I had a great run of a couple of months before starting this new job (teaching creative writing at Plymouth) - and delved deep into writing a new novel, my first one for teenagers.
The other week I woke early one morning, gazed out towards a sunrise, and penned a couple of hundred words. As the crimson sun rose above trees I gazed on, letting the plot structure for the rest of the book assemble in my mind. Last time I did that, I failed to note the ideas down. This time I picked up my pen again and captured them.

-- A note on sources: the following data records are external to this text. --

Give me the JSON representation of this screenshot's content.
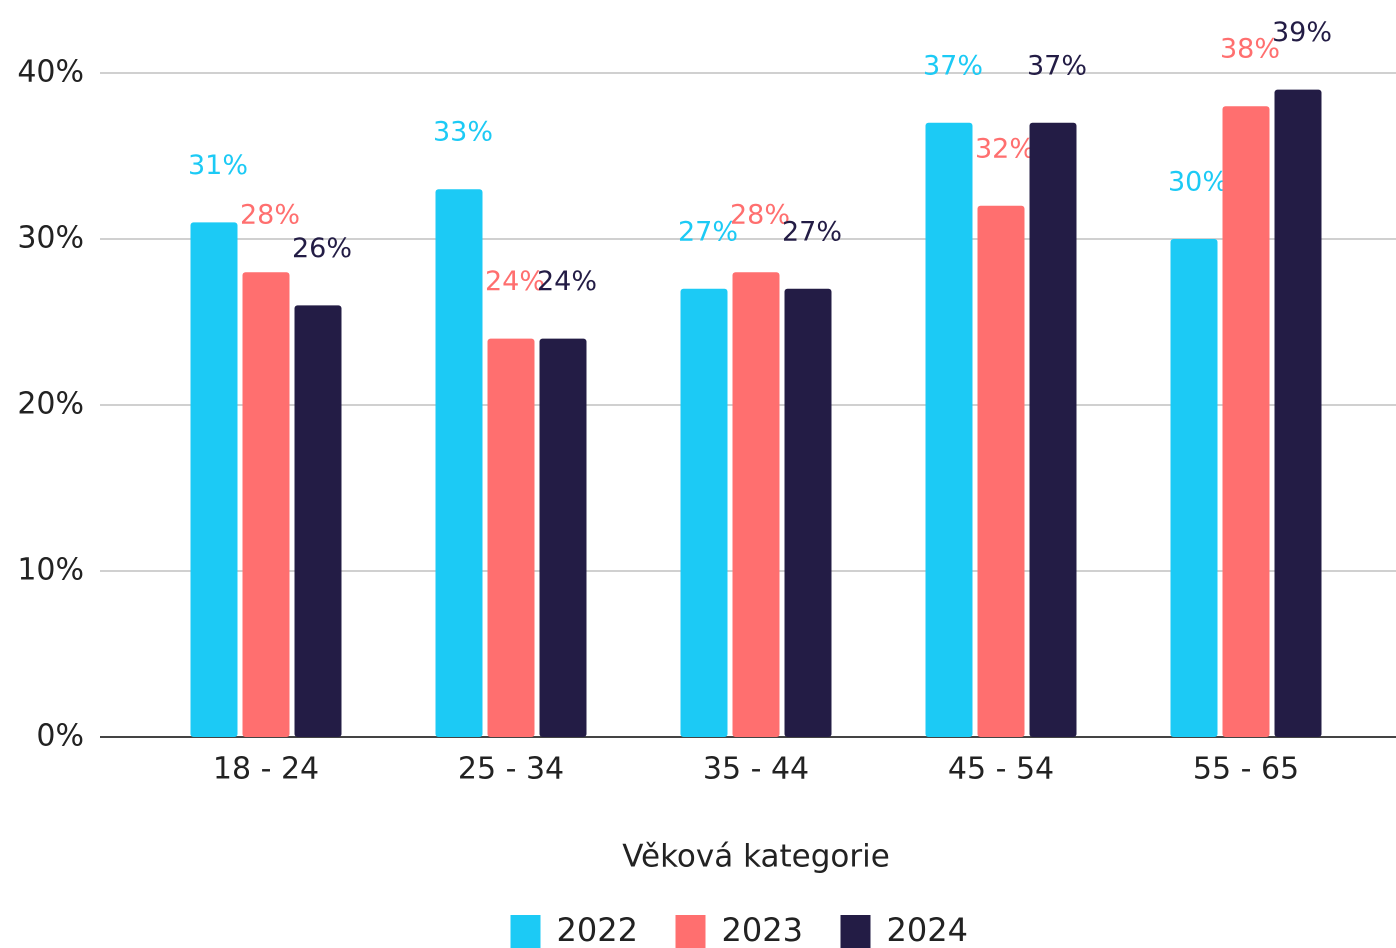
{
  "chart_data": {
    "type": "bar",
    "x_label": "Věková kategorie",
    "categories": [
      "18 - 24",
      "25 - 34",
      "35 - 44",
      "45 - 54",
      "55 - 65"
    ],
    "series": [
      {
        "name": "2022",
        "color": "#1ccaf5",
        "values": [
          31,
          33,
          27,
          37,
          30
        ],
        "value_labels": [
          "31%",
          "33%",
          "27%",
          "37%",
          "30%"
        ]
      },
      {
        "name": "2023",
        "color": "#ff6f6f",
        "values": [
          28,
          24,
          28,
          32,
          38
        ],
        "value_labels": [
          "28%",
          "24%",
          "28%",
          "32%",
          "38%"
        ]
      },
      {
        "name": "2024",
        "color": "#231c45",
        "values": [
          26,
          24,
          27,
          37,
          39
        ],
        "value_labels": [
          "26%",
          "24%",
          "27%",
          "37%",
          "39%"
        ]
      }
    ],
    "ylim": [
      0,
      40
    ],
    "yticks": [
      {
        "value": 0,
        "label": "0%"
      },
      {
        "value": 10,
        "label": "10%"
      },
      {
        "value": 20,
        "label": "20%"
      },
      {
        "value": 30,
        "label": "30%"
      },
      {
        "value": 40,
        "label": "40%"
      }
    ],
    "grid": true,
    "legend": "bottom"
  }
}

At some point in the next few weeks my new run of life should establish a rhythm that lets writing back into it. For now, that old adage one preaches to emerging writers, 'read read read', is taking effect. Books I re-read to teach keep teaching me. Homer's Odyssey took me back into a Hellenic world sympathetic to my own world-view, (alien to the world of my subsequent Judaeo-Christian culture,) in which the natural world plays a wild and natural part. Angela Carter's 'The Loves of Lady Purple' joined with Margaret Atwood's Penelopiad to make me think how the stories we inherit might change our lives, and that sometimes we might need to reinvent those stories in order to move our lives forward.

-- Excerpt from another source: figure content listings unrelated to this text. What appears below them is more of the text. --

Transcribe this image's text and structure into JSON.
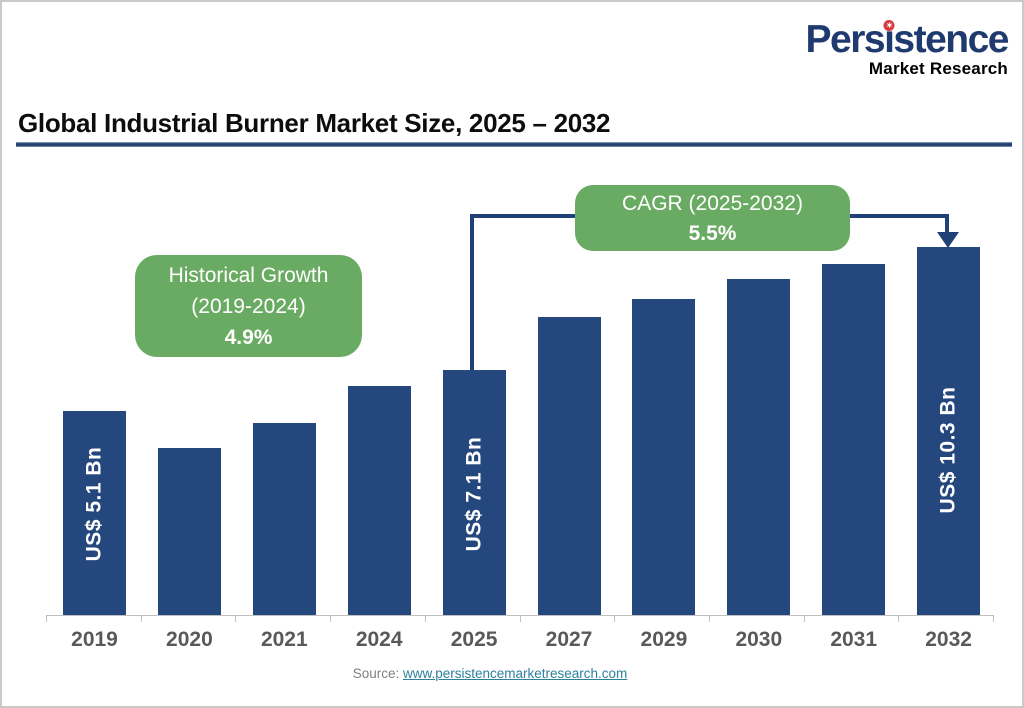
{
  "logo": {
    "line1": "Persistence",
    "parts": {
      "pre": "Pers",
      "i": "ı",
      "post": "stence"
    },
    "line2": "Market Research",
    "brand_color": "#1e3a6e",
    "dot_color": "#d6393e"
  },
  "title": "Global Industrial Burner Market Size, 2025 – 2032",
  "source": {
    "prefix": "Source: ",
    "link": "www.persistencemarketresearch.com"
  },
  "colors": {
    "bar": "#24477e",
    "connector": "#1f4178",
    "callout_green": "#6aab63",
    "axis_gray": "#c0c0c0",
    "year_label": "#595959",
    "title_rule": "#24436e",
    "link": "#2e7f9c"
  },
  "chart_data": {
    "type": "bar",
    "title": "Global Industrial Burner Market Size, 2025 – 2032",
    "unit": "US$ Bn",
    "xlabel": "",
    "ylabel": "",
    "ylim": [
      0,
      11
    ],
    "gridlines": false,
    "legend": false,
    "categories": [
      "2019",
      "2020",
      "2021",
      "2024",
      "2025",
      "2027",
      "2029",
      "2030",
      "2031",
      "2032"
    ],
    "values": [
      5.1,
      4.8,
      5.3,
      6.5,
      7.1,
      7.9,
      8.8,
      9.3,
      9.8,
      10.3
    ],
    "labeled_values": {
      "2019": "US$ 5.1 Bn",
      "2025": "US$ 7.1 Bn",
      "2032": "US$ 10.3 Bn"
    },
    "bars": [
      {
        "year": "2019",
        "value": 5.1,
        "label": "US$ 5.1 Bn",
        "top": 409,
        "label_bottom": 31
      },
      {
        "year": "2020",
        "value": 4.8,
        "label": null,
        "top": 446,
        "label_bottom": null
      },
      {
        "year": "2021",
        "value": 5.3,
        "label": null,
        "top": 421,
        "label_bottom": null
      },
      {
        "year": "2024",
        "value": 6.5,
        "label": null,
        "top": 384,
        "label_bottom": null
      },
      {
        "year": "2025",
        "value": 7.1,
        "label": "US$ 7.1 Bn",
        "top": 368,
        "label_bottom": 41
      },
      {
        "year": "2027",
        "value": 7.9,
        "label": null,
        "top": 315,
        "label_bottom": null
      },
      {
        "year": "2029",
        "value": 8.8,
        "label": null,
        "top": 297,
        "label_bottom": null
      },
      {
        "year": "2030",
        "value": 9.3,
        "label": null,
        "top": 277,
        "label_bottom": null
      },
      {
        "year": "2031",
        "value": 9.8,
        "label": null,
        "top": 262,
        "label_bottom": null
      },
      {
        "year": "2032",
        "value": 10.3,
        "label": "US$ 10.3 Bn",
        "top": 245,
        "label_bottom": 85
      }
    ],
    "annotations": [
      {
        "id": "historical",
        "line1": "Historical Growth",
        "line2": "(2019-2024)",
        "value": "4.9%"
      },
      {
        "id": "cagr",
        "line1": "CAGR (2025-2032)",
        "value": "5.5%"
      }
    ]
  }
}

A comment by Philip Pullman impressed me some years ago. Writing for teenagers gives a writer freedom, for children are free to take imaginative bounds, they will cross genres with you. I'm enjoying that freedom ... and I suppose I am also reinventing the story of life, since what my adult world dismissed as fantasy is for me in fact very real. I am working to make that 'fantasy' world real within a book, so that children can inhabit it.
My favourite book as a child was a story about Pegasus the flying horse. I could hear it read to me over and over again. My mother never interrupted her reading to remind that such tales were ridiculous. She enjoyed conjuring me into a world that I found more pleasurable and exciting than my mundane one. So adults don't always decry fantasy. They tell tales about fairies and Father Christmas. Silly for adults, of course, but so fine for children.
In writing for kids, I am refashioning that talent that was imbued in me as an infant, to rejoice in what is scary, magical and remarkable.